If Congress and the Obama administration allow scheduled tax increases and spending cuts to occur, the economy will shrink by 0.5 percent in 2013. The unemployment rate would soar to 9.1 percent — up from 7.9 percent today. Senate Finance Committee Chairman Max Baucus (D-Mont.) asked for the report and said the findings are another reminder of the need to find an alternative to the tax increases and spending cuts that make up the fiscal cliff. “The consequences of inaction will deliver a dramatic, short-term blow to the economy,” Baucus said in a statement. “We need to build a bridge over this fiscal cliff. We need to work together — Republicans and Democrats — on a solution that provides some certainty to American families and businesses, while also bringing down our deficit and debt.”
The report largely echoes earlier CBO projections about the fiscal cliff’s impact. An aide for House Ways and Means Committee Chairman Dave Camp (R-Mich.) said the report “confirms that raising taxes on all taxpayers will result in fewer help wanted signs hanging in the windows of businesses across the country.” “Job creators agree and have made it clear that raising taxes will result in a weaker economy and fewer jobs for the millions of Americans struggling to find work,” the aide said. “They are depending on the administration to provide the certainty they need to invest, hire and plan for the future. Achieving that certainty begins with stopping all tax hikes and focusing on pro-growth tax reform. The House stands ready to work with the White House and Senate to achieve those goals.”

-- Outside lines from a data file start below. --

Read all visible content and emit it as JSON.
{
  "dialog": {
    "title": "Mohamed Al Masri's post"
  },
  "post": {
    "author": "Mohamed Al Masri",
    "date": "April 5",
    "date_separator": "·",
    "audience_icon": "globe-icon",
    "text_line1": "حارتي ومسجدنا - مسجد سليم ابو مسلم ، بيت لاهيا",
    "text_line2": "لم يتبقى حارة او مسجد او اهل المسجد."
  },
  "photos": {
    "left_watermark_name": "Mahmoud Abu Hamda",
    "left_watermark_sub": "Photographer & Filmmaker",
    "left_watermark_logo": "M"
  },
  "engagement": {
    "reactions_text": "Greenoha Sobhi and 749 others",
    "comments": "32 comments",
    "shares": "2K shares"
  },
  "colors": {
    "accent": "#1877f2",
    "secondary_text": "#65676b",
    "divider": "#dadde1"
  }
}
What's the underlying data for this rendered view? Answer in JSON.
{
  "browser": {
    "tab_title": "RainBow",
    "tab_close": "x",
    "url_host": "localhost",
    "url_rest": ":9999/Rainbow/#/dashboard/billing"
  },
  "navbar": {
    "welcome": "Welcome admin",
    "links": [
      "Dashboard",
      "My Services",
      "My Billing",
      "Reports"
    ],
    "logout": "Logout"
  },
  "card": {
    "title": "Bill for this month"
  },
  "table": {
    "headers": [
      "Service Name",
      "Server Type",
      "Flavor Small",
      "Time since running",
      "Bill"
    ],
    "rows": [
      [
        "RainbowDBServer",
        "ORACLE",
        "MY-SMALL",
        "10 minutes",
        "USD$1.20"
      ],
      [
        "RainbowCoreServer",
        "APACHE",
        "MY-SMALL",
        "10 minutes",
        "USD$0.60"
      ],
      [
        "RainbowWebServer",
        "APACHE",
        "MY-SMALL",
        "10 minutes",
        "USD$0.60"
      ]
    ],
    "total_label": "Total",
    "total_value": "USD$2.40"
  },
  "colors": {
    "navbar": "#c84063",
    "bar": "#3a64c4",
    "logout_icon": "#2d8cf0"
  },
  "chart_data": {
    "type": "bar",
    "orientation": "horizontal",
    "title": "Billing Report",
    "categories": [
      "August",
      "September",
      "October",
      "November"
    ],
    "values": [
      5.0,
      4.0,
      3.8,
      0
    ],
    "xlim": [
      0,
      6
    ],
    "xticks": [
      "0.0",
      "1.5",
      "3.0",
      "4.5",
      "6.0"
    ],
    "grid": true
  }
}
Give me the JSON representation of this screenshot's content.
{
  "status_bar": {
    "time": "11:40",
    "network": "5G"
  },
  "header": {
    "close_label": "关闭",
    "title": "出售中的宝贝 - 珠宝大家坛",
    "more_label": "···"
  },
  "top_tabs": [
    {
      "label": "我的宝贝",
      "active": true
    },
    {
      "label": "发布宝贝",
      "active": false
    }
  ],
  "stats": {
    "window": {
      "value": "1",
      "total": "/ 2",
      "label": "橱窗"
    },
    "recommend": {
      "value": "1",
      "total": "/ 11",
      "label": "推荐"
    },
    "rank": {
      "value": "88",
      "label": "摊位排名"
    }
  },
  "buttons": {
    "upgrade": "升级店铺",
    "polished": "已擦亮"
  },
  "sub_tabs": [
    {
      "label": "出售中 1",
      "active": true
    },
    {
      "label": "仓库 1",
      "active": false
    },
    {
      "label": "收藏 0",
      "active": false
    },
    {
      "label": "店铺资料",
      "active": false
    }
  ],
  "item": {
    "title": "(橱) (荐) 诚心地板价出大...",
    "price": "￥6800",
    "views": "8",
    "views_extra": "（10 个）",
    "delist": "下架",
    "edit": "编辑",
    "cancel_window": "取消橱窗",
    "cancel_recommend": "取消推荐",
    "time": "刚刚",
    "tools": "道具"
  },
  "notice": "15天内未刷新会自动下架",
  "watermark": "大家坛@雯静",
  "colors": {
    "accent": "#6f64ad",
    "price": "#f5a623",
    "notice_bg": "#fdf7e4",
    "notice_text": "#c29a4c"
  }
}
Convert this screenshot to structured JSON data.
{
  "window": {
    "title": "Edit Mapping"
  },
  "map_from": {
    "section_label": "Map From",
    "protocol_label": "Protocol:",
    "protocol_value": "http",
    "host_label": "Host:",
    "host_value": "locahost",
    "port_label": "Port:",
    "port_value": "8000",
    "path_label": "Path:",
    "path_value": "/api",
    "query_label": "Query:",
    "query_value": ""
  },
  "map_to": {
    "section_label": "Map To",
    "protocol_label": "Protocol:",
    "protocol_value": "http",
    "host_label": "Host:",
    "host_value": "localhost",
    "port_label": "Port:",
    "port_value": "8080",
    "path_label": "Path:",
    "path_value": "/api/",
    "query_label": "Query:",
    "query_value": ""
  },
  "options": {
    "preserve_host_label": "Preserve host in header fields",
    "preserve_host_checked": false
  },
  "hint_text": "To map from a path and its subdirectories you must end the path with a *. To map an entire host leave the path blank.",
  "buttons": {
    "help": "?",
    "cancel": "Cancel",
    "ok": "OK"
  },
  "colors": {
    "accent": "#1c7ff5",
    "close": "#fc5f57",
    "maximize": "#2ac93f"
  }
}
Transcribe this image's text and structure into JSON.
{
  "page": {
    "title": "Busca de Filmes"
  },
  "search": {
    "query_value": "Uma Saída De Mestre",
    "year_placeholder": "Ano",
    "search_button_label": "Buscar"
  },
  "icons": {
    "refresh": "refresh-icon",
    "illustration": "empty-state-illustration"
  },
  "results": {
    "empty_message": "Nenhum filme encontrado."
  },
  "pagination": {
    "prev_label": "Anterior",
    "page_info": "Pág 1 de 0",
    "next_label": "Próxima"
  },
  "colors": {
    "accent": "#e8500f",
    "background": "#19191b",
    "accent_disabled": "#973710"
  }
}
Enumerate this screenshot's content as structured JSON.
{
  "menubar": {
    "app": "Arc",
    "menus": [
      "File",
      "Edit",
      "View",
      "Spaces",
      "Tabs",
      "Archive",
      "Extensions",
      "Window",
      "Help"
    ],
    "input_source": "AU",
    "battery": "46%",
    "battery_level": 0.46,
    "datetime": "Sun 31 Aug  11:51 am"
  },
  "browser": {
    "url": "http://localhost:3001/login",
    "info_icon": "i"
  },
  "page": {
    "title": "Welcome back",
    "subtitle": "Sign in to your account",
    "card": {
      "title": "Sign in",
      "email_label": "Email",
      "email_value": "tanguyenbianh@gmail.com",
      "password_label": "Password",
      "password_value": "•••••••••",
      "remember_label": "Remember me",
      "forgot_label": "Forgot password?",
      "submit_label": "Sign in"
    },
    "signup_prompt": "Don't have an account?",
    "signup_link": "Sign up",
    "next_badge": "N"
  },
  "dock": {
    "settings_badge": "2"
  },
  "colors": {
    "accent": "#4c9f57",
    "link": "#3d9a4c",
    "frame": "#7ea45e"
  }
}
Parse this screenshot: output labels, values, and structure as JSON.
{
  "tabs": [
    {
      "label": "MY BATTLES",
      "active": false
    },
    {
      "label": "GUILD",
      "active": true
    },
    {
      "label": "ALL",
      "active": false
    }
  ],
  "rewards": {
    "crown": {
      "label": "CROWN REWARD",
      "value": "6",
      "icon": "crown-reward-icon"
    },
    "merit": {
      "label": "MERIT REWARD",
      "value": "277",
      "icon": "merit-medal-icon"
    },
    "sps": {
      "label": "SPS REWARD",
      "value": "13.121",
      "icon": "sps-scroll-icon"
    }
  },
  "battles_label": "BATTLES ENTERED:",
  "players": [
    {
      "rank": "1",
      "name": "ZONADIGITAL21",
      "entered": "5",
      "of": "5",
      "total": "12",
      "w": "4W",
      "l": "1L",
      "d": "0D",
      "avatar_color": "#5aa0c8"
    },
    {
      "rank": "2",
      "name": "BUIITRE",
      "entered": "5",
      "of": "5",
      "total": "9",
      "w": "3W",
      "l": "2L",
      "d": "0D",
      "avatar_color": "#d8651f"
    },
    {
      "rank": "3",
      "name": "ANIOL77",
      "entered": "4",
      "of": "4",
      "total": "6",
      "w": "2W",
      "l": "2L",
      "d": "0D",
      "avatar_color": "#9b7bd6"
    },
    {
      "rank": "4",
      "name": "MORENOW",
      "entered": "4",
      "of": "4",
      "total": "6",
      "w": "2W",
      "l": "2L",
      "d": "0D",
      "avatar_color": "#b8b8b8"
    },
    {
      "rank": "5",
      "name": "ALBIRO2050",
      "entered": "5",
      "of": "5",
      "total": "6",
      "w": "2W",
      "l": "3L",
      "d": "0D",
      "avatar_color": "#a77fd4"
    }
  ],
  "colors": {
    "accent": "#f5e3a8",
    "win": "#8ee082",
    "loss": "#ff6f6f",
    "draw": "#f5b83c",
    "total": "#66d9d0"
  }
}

The CBO said the outlook would be much more positive if Congress extended some or all of the expiring tax cuts and blocked the $109 billion in spending cuts slated next year for discretionary and mandatory programs. If Congress blocked the spending cuts and extended all of the expiring tax cuts — except for the payroll tax break — the economy would grow by 2.25 percent next year. Adding the payroll tax cut and an extension of unemployment benefits would nudge the growth closer to 3 percent. The report also demonstrates that extending all of the soon-to-end tax cuts would provide the biggest boost to the economy. Continuing the breaks for all taxpayers would boost GDP by 1.5 percent. An extension just for families making less than $250,000 and individuals earning less than $200,000 — the level that Democrats are seeking — would expand the economy by 1.25 percent.